林泉的哭声噎了一下,乱葬岗那地方地下都是食尸虫,虫子闻血而动,恐怕他刚把尸体砍了,虫子就能涌上来把他吃干抹净,骨头渣子都不剩。
顾虞看他仍然躺在地上不肯走,眉眼间露出几丝不耐,便要动手把人扔出去,地上的人急急开口:“且慢,打个商量。”
林泉跑这一趟,若是不把人砍上几刀就打道回府,实在咽不下心里这口恶气,但顾虞兢兢业业,自己作为一个大男人,也不好硬砸人小姑娘的饭碗。
他心里为自己找补。
思索良久内心都没拿定主意,眼看顾虞眉眼间露出几丝不耐,他急中生智:“我有钱,只要你让我砍上几刀,我给你一笔丰厚的报酬,绝对不会亏待你。”
顾虞迈出的脚步一顿。
看三晚尸能得十枚大钱,十枚钱能换两斤半糙米,顾虞人小胃口也小,顾老头上了年纪食量也不大,这些米够他们吃上十来天,若是节省着,再掺些野菜野果子,半个月也能撑过去。
但是老头子生了病,得买点精米养养胃,最好再补点鸡蛋,沾点荤腥,这样算下来,这十枚钱转眼就能花光。
虽然对待工作要敬业,但是一文钱难倒英雄汉。
顾虞心里约莫有了主意,若是他能给二十文,也不是不能放点水给他。
林泉也是情急之下才如此开口,看顾虞迟迟没有应声,一颗心渐渐沉了下去。
正当他垂头丧气之时,头顶上传来声音:“你能给多少?”
林泉立刻反应过来,“十两金子,我给你十两,只要让我砍上三刀!”
顾虞:……
是她没见识了。
林泉看顾虞面无表情,以为是钱给的太少,慌忙提价道:“那要不,二十两?我身上就带了这些,不能再多了。”
有钱不赚王八蛋,更何况白送上门的钱。顾虞深思熟虑一番,这笔买卖不做,良心难安。但是若是在义庄动手,被人发现难免工作不保。

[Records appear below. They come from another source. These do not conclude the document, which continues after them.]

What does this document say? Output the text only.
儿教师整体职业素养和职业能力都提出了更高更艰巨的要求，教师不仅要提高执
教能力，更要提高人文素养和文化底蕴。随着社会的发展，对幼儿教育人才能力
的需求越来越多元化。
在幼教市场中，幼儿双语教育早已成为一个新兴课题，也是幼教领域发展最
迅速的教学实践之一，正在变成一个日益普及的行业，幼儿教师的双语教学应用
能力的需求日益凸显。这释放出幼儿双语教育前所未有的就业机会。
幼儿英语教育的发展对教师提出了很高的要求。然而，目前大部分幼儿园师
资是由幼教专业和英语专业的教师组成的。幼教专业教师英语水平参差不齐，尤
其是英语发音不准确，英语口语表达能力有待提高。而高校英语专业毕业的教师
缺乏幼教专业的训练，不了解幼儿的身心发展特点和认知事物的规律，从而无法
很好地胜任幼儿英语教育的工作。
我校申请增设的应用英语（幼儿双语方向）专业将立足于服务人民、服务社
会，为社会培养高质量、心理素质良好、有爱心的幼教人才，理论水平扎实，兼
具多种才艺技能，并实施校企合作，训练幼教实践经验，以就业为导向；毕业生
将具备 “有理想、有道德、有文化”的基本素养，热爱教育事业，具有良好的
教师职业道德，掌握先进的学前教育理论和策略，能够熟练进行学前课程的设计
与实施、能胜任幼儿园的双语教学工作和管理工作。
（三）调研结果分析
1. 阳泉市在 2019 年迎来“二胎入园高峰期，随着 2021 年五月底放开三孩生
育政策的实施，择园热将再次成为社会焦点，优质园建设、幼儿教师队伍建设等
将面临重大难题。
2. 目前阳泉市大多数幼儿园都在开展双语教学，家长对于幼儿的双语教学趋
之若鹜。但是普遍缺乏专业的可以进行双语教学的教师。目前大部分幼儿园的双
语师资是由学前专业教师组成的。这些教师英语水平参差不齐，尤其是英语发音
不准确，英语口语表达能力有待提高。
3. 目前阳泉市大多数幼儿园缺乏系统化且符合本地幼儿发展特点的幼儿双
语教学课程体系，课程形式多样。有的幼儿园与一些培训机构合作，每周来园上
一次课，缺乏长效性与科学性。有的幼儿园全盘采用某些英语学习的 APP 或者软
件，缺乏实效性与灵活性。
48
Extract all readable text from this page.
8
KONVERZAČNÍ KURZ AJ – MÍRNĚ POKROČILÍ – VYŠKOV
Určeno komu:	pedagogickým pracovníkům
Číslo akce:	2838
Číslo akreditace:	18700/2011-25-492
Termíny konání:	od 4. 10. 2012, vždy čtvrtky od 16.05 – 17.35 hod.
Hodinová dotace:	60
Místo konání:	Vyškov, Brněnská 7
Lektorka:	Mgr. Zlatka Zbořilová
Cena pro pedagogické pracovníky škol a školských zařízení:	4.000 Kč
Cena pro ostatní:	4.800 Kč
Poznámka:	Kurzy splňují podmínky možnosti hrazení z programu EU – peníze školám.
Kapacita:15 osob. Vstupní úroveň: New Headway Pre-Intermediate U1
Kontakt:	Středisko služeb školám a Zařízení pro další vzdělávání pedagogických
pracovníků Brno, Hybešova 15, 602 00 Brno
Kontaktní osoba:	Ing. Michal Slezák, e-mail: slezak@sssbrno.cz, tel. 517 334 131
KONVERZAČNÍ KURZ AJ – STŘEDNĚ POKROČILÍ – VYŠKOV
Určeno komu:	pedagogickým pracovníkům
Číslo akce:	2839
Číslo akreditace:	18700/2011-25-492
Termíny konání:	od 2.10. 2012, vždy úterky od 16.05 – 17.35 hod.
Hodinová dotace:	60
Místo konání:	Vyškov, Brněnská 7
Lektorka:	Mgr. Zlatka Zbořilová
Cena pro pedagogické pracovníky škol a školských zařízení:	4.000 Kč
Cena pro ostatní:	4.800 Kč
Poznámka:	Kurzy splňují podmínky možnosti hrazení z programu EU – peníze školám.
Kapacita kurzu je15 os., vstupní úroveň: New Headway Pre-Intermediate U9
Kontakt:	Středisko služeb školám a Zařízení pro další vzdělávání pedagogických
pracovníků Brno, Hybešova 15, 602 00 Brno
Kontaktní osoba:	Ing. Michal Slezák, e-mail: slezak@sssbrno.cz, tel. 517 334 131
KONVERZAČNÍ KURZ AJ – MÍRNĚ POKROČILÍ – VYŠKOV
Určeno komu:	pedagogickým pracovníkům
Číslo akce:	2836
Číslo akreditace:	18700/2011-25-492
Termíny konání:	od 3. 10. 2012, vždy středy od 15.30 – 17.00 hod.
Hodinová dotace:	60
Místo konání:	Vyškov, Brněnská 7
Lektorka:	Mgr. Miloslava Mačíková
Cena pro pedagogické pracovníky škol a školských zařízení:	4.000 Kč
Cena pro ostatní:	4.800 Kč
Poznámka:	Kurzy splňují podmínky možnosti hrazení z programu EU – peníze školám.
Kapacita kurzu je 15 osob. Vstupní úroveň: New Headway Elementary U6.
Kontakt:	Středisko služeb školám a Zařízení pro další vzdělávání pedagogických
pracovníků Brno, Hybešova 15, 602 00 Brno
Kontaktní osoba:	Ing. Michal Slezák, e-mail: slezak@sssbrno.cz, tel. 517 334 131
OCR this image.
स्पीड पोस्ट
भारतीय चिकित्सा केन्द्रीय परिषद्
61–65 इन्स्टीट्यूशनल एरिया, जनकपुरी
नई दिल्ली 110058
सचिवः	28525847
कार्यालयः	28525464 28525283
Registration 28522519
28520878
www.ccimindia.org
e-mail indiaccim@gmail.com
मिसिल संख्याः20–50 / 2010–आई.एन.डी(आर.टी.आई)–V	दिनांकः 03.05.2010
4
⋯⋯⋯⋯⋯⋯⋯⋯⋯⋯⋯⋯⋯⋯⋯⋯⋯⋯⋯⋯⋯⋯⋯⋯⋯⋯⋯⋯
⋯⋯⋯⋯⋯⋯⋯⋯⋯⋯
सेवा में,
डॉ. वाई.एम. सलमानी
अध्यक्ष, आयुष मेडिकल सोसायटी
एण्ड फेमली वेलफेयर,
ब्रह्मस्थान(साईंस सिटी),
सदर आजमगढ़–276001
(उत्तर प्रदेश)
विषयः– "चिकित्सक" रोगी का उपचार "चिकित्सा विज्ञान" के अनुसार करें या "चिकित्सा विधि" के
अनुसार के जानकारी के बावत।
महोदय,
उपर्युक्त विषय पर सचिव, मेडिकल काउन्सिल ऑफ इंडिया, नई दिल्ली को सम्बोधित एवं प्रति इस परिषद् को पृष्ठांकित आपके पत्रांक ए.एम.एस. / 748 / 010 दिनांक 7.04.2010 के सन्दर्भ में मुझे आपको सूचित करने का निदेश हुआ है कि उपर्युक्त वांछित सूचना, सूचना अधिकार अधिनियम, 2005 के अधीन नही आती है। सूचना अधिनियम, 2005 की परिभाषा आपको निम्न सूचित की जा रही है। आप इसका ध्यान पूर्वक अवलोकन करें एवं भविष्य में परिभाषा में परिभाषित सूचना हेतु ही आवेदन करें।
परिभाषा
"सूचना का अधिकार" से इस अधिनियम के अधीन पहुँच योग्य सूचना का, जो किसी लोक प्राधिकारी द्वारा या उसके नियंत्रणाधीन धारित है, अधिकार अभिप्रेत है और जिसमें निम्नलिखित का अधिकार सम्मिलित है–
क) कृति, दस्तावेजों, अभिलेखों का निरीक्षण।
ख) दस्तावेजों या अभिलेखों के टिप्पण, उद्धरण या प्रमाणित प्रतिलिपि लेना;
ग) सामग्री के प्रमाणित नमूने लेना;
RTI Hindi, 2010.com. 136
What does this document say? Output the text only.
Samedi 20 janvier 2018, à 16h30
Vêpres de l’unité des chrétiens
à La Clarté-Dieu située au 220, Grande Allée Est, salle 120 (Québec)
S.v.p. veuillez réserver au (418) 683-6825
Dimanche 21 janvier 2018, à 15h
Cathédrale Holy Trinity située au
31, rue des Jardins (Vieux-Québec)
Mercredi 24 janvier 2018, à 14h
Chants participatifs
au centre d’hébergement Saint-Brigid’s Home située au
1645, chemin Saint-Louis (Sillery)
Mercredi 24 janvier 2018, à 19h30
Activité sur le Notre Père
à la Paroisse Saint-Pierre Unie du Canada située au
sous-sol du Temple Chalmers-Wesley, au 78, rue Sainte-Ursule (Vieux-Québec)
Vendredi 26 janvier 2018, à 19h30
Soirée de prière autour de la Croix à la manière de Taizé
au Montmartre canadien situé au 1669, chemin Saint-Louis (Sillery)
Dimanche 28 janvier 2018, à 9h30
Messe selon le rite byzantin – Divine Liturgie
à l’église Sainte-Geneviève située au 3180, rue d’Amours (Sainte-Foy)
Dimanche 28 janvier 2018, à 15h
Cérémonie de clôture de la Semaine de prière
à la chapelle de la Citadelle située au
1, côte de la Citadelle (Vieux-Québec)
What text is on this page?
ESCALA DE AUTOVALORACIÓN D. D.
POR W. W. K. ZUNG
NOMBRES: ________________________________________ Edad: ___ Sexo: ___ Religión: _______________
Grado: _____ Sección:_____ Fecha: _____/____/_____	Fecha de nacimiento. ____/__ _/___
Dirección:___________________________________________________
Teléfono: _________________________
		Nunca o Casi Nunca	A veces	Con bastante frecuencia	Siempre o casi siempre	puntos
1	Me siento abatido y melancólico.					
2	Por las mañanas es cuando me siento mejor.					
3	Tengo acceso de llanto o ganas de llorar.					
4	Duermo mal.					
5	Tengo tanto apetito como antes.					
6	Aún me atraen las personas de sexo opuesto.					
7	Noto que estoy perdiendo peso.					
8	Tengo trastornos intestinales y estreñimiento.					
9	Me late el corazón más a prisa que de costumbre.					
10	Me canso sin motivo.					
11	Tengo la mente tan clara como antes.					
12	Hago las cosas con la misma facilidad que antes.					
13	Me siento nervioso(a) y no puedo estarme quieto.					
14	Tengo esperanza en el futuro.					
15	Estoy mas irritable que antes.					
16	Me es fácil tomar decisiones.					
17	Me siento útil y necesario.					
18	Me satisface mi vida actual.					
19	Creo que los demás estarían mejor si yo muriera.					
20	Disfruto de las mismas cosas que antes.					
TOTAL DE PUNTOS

于是她想了想说道:“可以,不过下葬前我要保他全尸,要动手的话得明日下葬后。”
林泉愣在原地。
“你在耍我吗?”他咬牙切齿的道:“乱葬岗是什么地方,我疯了才在那儿动手。”
顾虞把他从地上揪起来,两只胳膊接回原处,“放心,有我在,食尸虫近不了你的身。”
“真的吗?我不信。”林泉一脸质疑的上下打量着顾虞的小身板。
虽然她刚刚那一手功夫使得出神入化,但食尸虫这种恶心的东西可不是功夫好就能甩开的,多少高手不信邪,非要证明自己,最后还不是烂成一滩污泥,哦不,干成一张烂皮。
“你放心,我有能克制它们的草药。”
看到顾虞信誓旦旦的脸色后林泉仍不放心,又补充道:“那说好了,你和我一起去?”
顾虞点点头,“明日下葬之后,你带好刨棺的家伙,乱葬岗前的树林见。”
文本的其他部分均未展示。